A Full, Upright and Locked Position

 

I have been many things to many people. I could take the time and name each one but I think I’d like to try something a little different seeing how we’re all together as we are. By the sound of things back there in the galley, it seems some of you might already be aware as to what’s going on. That’s good. I think it’s needed.

All told, it reminds me of my fifth grade teacher, Mr. Doring. Verbatim, he used those exact same words as he held my head in a way no adult ever should. You remember that, don’t you, Mr. Doring? I suppose it’s just Bill now, seeing where we’re at, but I’d still like to know if you ever thought of me through the years. Hell, there could’ve been more you took advantage of, but I don’t really care. Not anymore.

What I do care about is the man sitting next to you. If he’s still there, his name’s Ben Mackleford and he was my best friend up until the summer before college. This is when he and my girlfriend decided they deserved each other more than I deserved them. It’s fine. It happened. And I hope that’s you out there banging on the door, Tonia. I sincerely do. If not, my second choice, without a doubt, would have to be Greg Malloy. Not many people know this about old Greg, but his mean streak—it pert near matches the color of what remains of his teeth. Our time together took place in ninth grade, where I was introduced to the benefits of toilet water and the ingesting of certain flavors which often accompanied said liquid.

Quite a time we had, Greg. Yes, quite a time indeed.

Nothing compares to the rituals of Monica Porter, however. You listening, Monica? Would you like to explain how our dynamic works or should I? Long story short is Monica likes to belittle her co-workers on a daily basis. Not overtly, but in the passive aggressive ways certain flight attendants tend to perfect.

Am I doing a good enough job explaining myself, Monica? Have I enunciated enough?

Maybe you could take a moment and ask Robbie Dunn how I’m doing.
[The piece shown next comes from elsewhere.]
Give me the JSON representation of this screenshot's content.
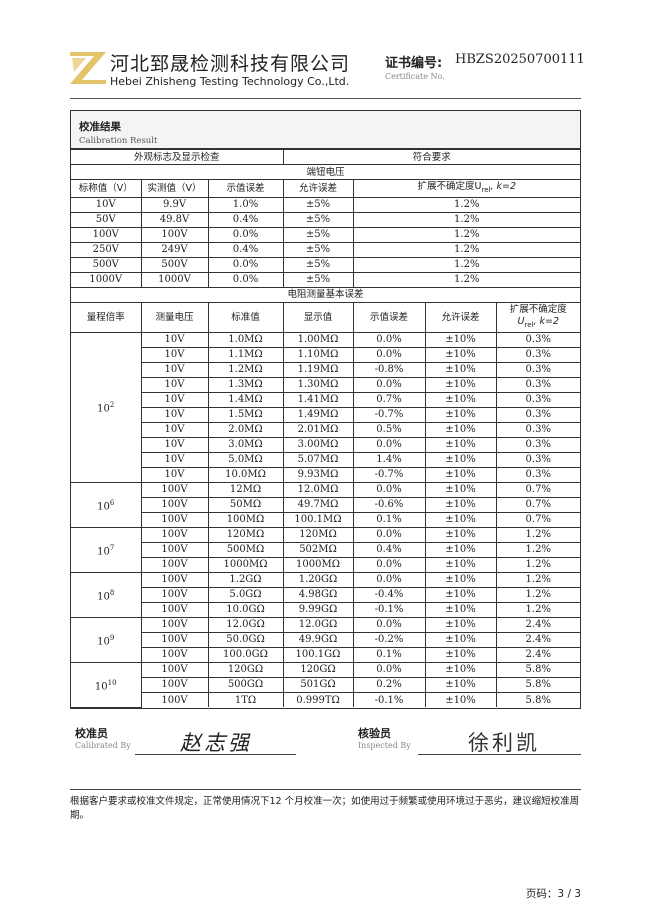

He’s there somewhere. I checked. Robbie’s the dude who always had my back at the job I had before this one. Stand up all the way. Until he decided it was time to stand on my back and throw a certain someone under the bus for a promotion which equated to pennies a glass. It’s how I ended up becoming a pilot, really, and now that we’re talking about it, how this business was set in motion in the first place.

I wonder, when I speak these things, when you hear them aloud, is the recall each of you envisions as true as it should be or is there a type of denial which manifests? It’s a heavy question, sure, but I state it not in search of an answer but as a means to tell you this: all of you, even the ones I have failed to mention by name, you are who have made me who I am today. Know this. Embrace it. That being said, there are two others who have just as much skin in the game as you. I couldn’t get them to join us here today, not without jeopardizing what must transpire, so in the spirit of all things being equal we’ll be bringing the festivities to them.

Full disclosure: this was always going to be a one-way trip, no matter how you received your ticket or the accommodations some of you might still believe are pending. I’ll admit I was a bit on the nose with the name as well. The You Deserve It Foundation? I mean, come on. But it happened, you’re here, and in time the P.O. boxes and answering machines will be linked back to me. Not all of you fell for it, of course, but when the majority of you did bite—this is what impressed me most. Your screaming and pleading though: music to my ears. Might be cliché, sure, but in a roundabout way it brings us back to who we’re about to “drop” in on. 

I found them in the pool house, my brother into a place my penis had never been, a place my wife assured me she would never, ever tolerate. What did I do when this occurred? I lost my mind. What else? But I continued to function as I have had to my entire life. Do you know why? Of course you do. Each of you preparing me in ways I would wish upon no one. It also meant I learned to adjust, to watch and wait and plan.

Means our descent began with a target in mind; a pool which took ten years of my life to pay off. And hey, would you look at that. Someone’s home.